Hadoop is predominantly for batch processing. Did you ever wonder how to process Big Data in real-time? If yes, this workshop is for you.
To give an example, trends in Twitter are powered by Storm; Tweets are analyzed in real-time to find the trending topics / hashtags using Storm.
This workshop will introduce the basics of Storm and its salient features. We will discuss how Storm is similar / different from Hadoop. We will also run through the source of WordCount example and its demo. And finally we will discuss how Hadoop and Storm together can help process Big Data seamlessly.
If time permits, we will also check a simple demo of real-time processing of tweets using Storm.
Brief outline of the session has been uploaded to Slideshare, which is also embedded in slides section below.
Please check the slidedeck and let me know if you have any feedback and / or comments on the outline of the workshop.

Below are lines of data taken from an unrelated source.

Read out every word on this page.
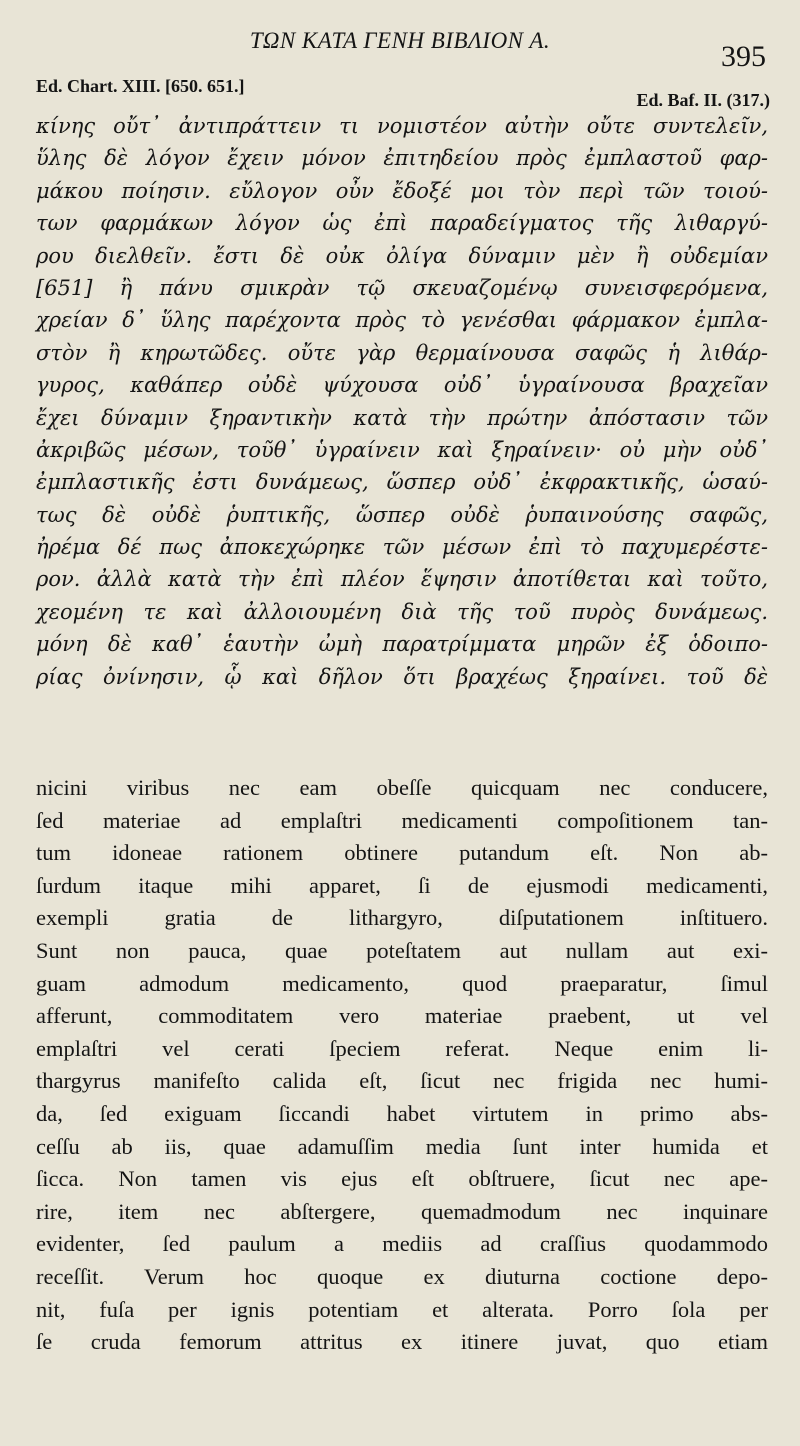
ΤΩΝ ΚΑΤΑ ΓΕΝΗ ΒΙΒΛΙΟΝ Α.	395
Ed. Chart. XIII. [650. 651.]
Ed. Baf. II. (317.)
κίνης οὔτ᾽ ἀντιπράττειν τι νομιστέον αὐτὴν οὔτε συντελεῖν,
ὕλης δὲ λόγον ἔχειν μόνον ἐπιτηδείου πρὸς ἐμπλαστοῦ φαρ-
μάκου ποίησιν. εὔλογον οὖν ἔδοξέ μοι τὸν περὶ τῶν τοιού-
των φαρμάκων λόγον ὡς ἐπὶ παραδείγματος τῆς λιθαργύ-
ρου διελθεῖν. ἔστι δὲ οὐκ ὀλίγα δύναμιν μὲν ἢ οὐδεμίαν
[651] ἢ πάνυ σμικρὰν τῷ σκευαζομένῳ συνεισφερόμενα,
χρείαν δ᾽ ὕλης παρέχοντα πρὸς τὸ γενέσθαι φάρμακον ἐμπλα-
στὸν ἢ κηρωτῶδες. οὔτε γὰρ θερμαίνουσα σαφῶς ἡ λιθάρ-
γυρος, καθάπερ οὐδὲ ψύχουσα οὐδ᾽ ὑγραίνουσα βραχεῖαν
ἔχει δύναμιν ξηραντικὴν κατὰ τὴν πρώτην ἀπόστασιν τῶν
ἀκριβῶς μέσων, τοῦθ᾽ ὑγραίνειν καὶ ξηραίνειν· οὐ μὴν οὐδ᾽
ἐμπλαστικῆς ἐστι δυνάμεως, ὥσπερ οὐδ᾽ ἐκφρακτικῆς, ὡσαύ-
τως δὲ οὐδὲ ῥυπτικῆς, ὥσπερ οὐδὲ ῥυπαινούσης σαφῶς,
ἠρέμα δέ πως ἀποκεχώρηκε τῶν μέσων ἐπὶ τὸ παχυμερέστε-
ρον. ἀλλὰ κατὰ τὴν ἐπὶ πλέον ἕψησιν ἀποτίθεται καὶ τοῦτο,
χεομένη τε καὶ ἀλλοιουμένη διὰ τῆς τοῦ πυρὸς δυνάμεως.
μόνη δὲ καθ᾽ ἑαυτὴν ὠμὴ παρατρίμματα μηρῶν ἐξ ὁδοιπο-
ρίας ὀνίνησιν, ᾧ καὶ δῆλον ὅτι βραχέως ξηραίνει. τοῦ δὲ
nicini viribus nec eam obeſſe quicquam nec conducere,
ſed materiae ad emplaſtri medicamenti compoſitionem tan-
tum idoneae rationem obtinere putandum eſt. Non ab-
ſurdum itaque mihi apparet, ſi de ejusmodi medicamenti,
exempli gratia de lithargyro, diſputationem inſtituero.
Sunt non pauca, quae poteſtatem aut nullam aut exi-
guam admodum medicamento, quod praeparatur, ſimul
afferunt, commoditatem vero materiae praebent, ut vel
emplaſtri vel cerati ſpeciem referat. Neque enim li-
thargyrus manifeſto calida eſt, ſicut nec frigida nec humi-
da, ſed exiguam ſiccandi habet virtutem in primo abs-
ceſſu ab iis, quae adamuſſim media ſunt inter humida et
ſicca. Non tamen vis ejus eſt obſtruere, ſicut nec ape-
rire, item nec abſtergere, quemadmodum nec inquinare
evidenter, ſed paulum a mediis ad craſſius quodammodo
receſſit. Verum hoc quoque ex diuturna coctione depo-
nit, fuſa per ignis potentiam et alterata. Porro ſola per
ſe cruda femorum attritus ex itinere juvat, quo etiam
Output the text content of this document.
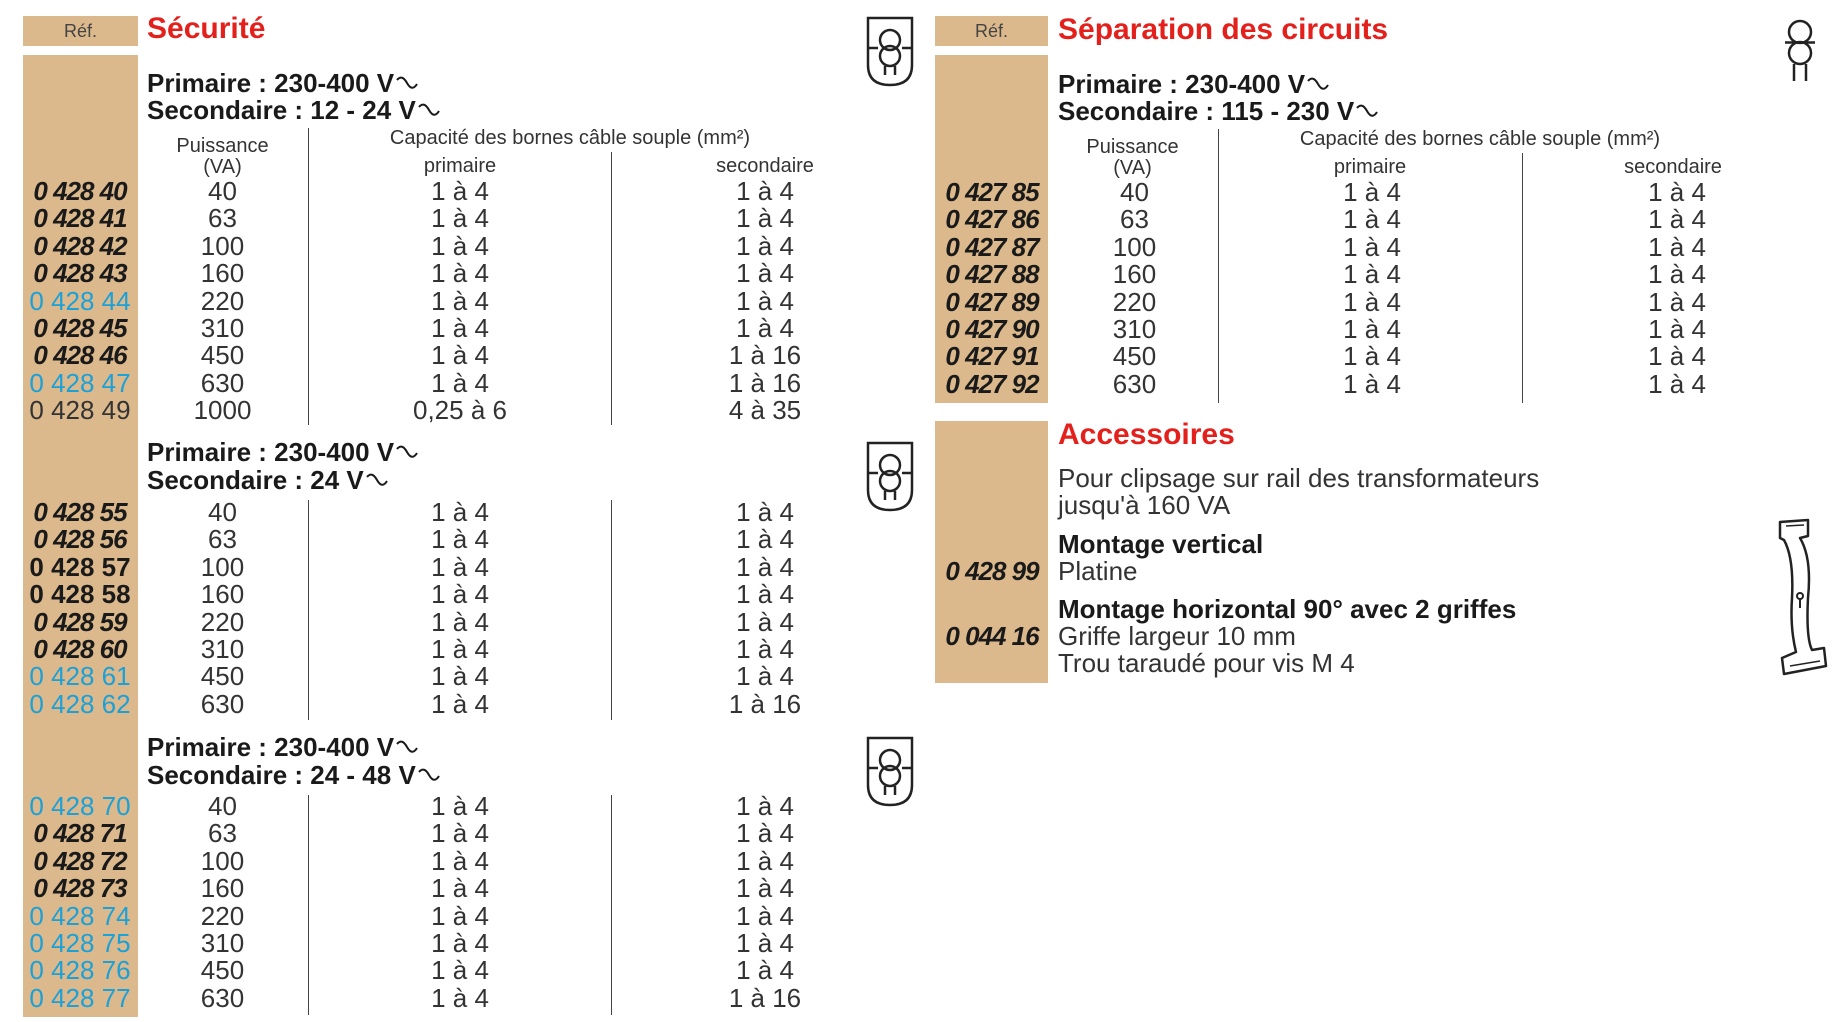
Réf.	Sécurité
Primaire : 230-400 V
Secondaire : 12 - 24 V
Puissance
(VA)
Capacité des bornes câble souple (mm²)
primaire	secondaire
0 428 40	40	1 à 4	1 à 4
0 428 41	63	1 à 4	1 à 4
0 428 42	100	1 à 4	1 à 4
0 428 43	160	1 à 4	1 à 4
0 428 44	220	1 à 4	1 à 4
0 428 45	310	1 à 4	1 à 4
0 428 46	450	1 à 4	1 à 16
0 428 47	630	1 à 4	1 à 16
0 428 49	1000	0,25 à 6	4 à 35
Primaire : 230-400 V
Secondaire : 24 V
0 428 55	40	1 à 4	1 à 4
0 428 56	63	1 à 4	1 à 4
0 428 57	100	1 à 4	1 à 4
0 428 58	160	1 à 4	1 à 4
0 428 59	220	1 à 4	1 à 4
0 428 60	310	1 à 4	1 à 4
0 428 61	450	1 à 4	1 à 4
0 428 62	630	1 à 4	1 à 16
Primaire : 230-400 V
Secondaire : 24 - 48 V
0 428 70	40	1 à 4	1 à 4
0 428 71	63	1 à 4	1 à 4
0 428 72	100	1 à 4	1 à 4
0 428 73	160	1 à 4	1 à 4
0 428 74	220	1 à 4	1 à 4
0 428 75	310	1 à 4	1 à 4
0 428 76	450	1 à 4	1 à 4
0 428 77	630	1 à 4	1 à 16
Réf.	Séparation des circuits
Primaire : 230-400 V
Secondaire : 115 - 230 V
Puissance
(VA)
Capacité des bornes câble souple (mm²)
primaire	secondaire
0 427 85	40	1 à 4	1 à 4
0 427 86	63	1 à 4	1 à 4
0 427 87	100	1 à 4	1 à 4
0 427 88	160	1 à 4	1 à 4
0 427 89	220	1 à 4	1 à 4
0 427 90	310	1 à 4	1 à 4
0 427 91	450	1 à 4	1 à 4
0 427 92	630	1 à 4	1 à 4
Accessoires
Pour clipsage sur rail des transformateurs
jusqu'à 160 VA
Montage vertical
0 428 99 Platine
Montage horizontal 90° avec 2 griffes
0 044 16 Griffe largeur 10 mm
Trou taraudé pour vis M 4
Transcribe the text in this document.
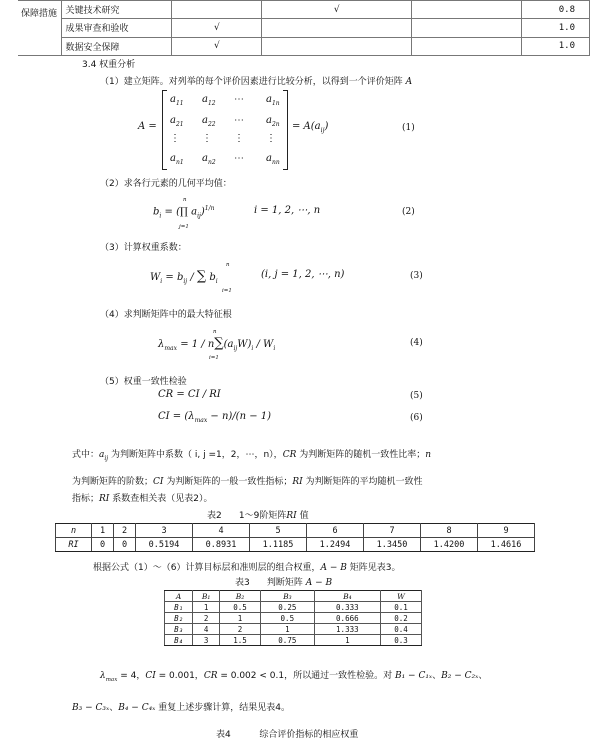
保障措施	关键技术研究		√		0.8
	成果审查和验收	√			1.0
	数据安全保障	√			1.0
3.4 权重分析
（1）建立矩阵。对列举的每个评价因素进行比较分析，以得到一个评价矩阵 A
A =
$a_{11}$ $a_{12}$ ⋯ $a_{1n}$
$a_{21}$ $a_{22}$ ⋯ $a_{2n}$
⋮ ⋮ ⋮ ⋮
$a_{n1}$ $a_{n2}$ ⋯ $a_{nn}$
= $A(a_{ij})$	(1)
（2）求各行元素的几何平均值：
$b_i$ = (∏ $a_{ij})^{1/n}$
n
j=1
i = 1, 2, ⋯, n	(2)
（3）计算权重系数：
$W_i = b_{ij}$ / ∑ $b_i$
n
i=1
(i, j = 1, 2, ⋯, n)	(3)
（4）求判断矩阵中的最大特征根
$\lambda_{max} = 1 / n\sum(a_{ij}W)_i / W_i$
n
i=1
(4)
（5）权重一致性检验
CR = CI / RI	(5)
CI = $(\lambda_{max} - n)/(n - 1)$	(6)
式中：$a_{ij}$ 为判断矩阵中系数（ i, j =1，2，⋯，n），CR 为判断矩阵的随机一致性比率；n
为判断矩阵的阶数；CI 为判断矩阵的一般一致性指标；RI 为判断矩阵的平均随机一致性
指标；RI 系数查相关表（见表2）。
表2 1～9阶矩阵RI 值
n	1	2	3	4	5	6	7	8	9
RI	0	0	0.5194	0.8931	1.1185	1.2494	1.3450	1.4200	1.4616
根据公式（1）～（6）计算目标层和准则层的组合权重，A − B 矩阵见表3。
表3 判断矩阵 A − B
A	B₁	B₂	B₃	B₄	W
B₁	1	0.5	0.25	0.333	0.1
B₂	2	1	0.5	0.666	0.2
B₃	4	2	1	1.333	0.4
B₄	3	1.5	0.75	1	0.3
$\lambda_{max} = 4$，CI = 0.001，CR = 0.002 < 0.1，所以通过一致性检验。对 B₁ − C₁ₓ、B₂ − C₂ₓ、
B₃ − C₃ₓ、B₄ − C₄ₓ 重复上述步骤计算，结果见表4。
表4	综合评价指标的相应权重
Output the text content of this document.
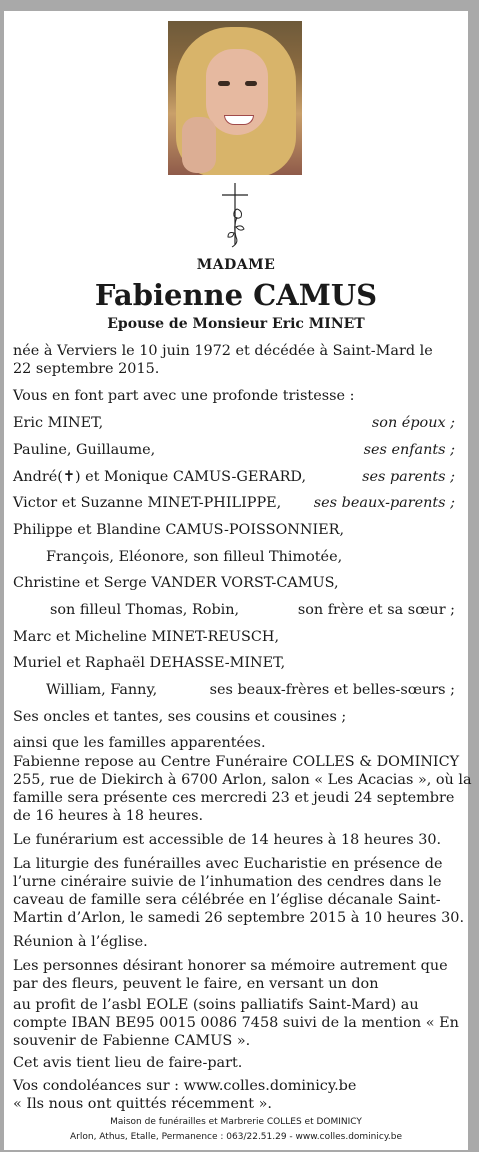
MADAME
Fabienne CAMUS
Epouse de Monsieur Eric MINET
née à Verviers le 10 juin 1972 et décédée à Saint-Mard le
22 septembre 2015.
Vous en font part avec une profonde tristesse :
Eric MINET,	son époux ;
Pauline, Guillaume,	ses enfants ;
André(✝) et Monique CAMUS-GERARD,	ses parents ;
Victor et Suzanne MINET-PHILIPPE, ses beaux-parents ;
Philippe et Blandine CAMUS-POISSONNIER,
François, Eléonore, son filleul Thimotée,
Christine et Serge VANDER VORST-CAMUS,
son filleul Thomas, Robin,	son frère et sa sœur ;
Marc et Micheline MINET-REUSCH,
Muriel et Raphaël DEHASSE-MINET,
William, Fanny,	ses beaux-frères et belles-sœurs ;
Ses oncles et tantes, ses cousins et cousines ;
ainsi que les familles apparentées.
Fabienne repose au Centre Funéraire COLLES & DOMINICY
255, rue de Diekirch à 6700 Arlon, salon « Les Acacias », où la
famille sera présente ces mercredi 23 et jeudi 24 septembre
de 16 heures à 18 heures.
Le funérarium est accessible de 14 heures à 18 heures 30.
La liturgie des funérailles avec Eucharistie en présence de
l’urne cinéraire suivie de l’inhumation des cendres dans le
caveau de famille sera célébrée en l’église décanale Saint-
Martin d’Arlon, le samedi 26 septembre 2015 à 10 heures 30.
Réunion à l’église.
Les personnes désirant honorer sa mémoire autrement que
par des fleurs, peuvent le faire, en versant un don
au profit de l’asbl EOLE (soins palliatifs Saint-Mard) au
compte IBAN BE95 0015 0086 7458 suivi de la mention « En
souvenir de Fabienne CAMUS ».
Cet avis tient lieu de faire-part.
Vos condoléances sur : www.colles.dominicy.be
« Ils nous ont quittés récemment ».
Maison de funérailles et Marbrerie COLLES et DOMINICY
Arlon, Athus, Etalle, Permanence : 063/22.51.29 - www.colles.dominicy.be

Note: For this session, we will be using Storm Local Mode for developing and testing the code. So, any laptop with JDK and Maven should suffice.
- Basic understanding of Java.
- Worked on reasonably big chunks of data.
- Hadoop and MapReduce knowledge is good-to-have, but not mandatory.
- Laptop with latest Oracle JDK 7.0.x and Apache Maven 3.0.x installed.
- Internet connectivity.
- Twitter App:
- Participants need to create a Twitter app with read-only access on Twitter Developer portal before this session.
- Please keep the Consumer key, Consumer secret, Access token and Access token secret of this app handy.
- We will be utilizing these credentials for retrieving tweets using Twitter4J in our code.
Prashanth Babu is a Research Engineer with NTT DATA. He is working on an R & D initiative on Big Data using Apache Hadoop Ecosystem. He is also Cloudera Certified Developer for Apache Hadoop [CCDH].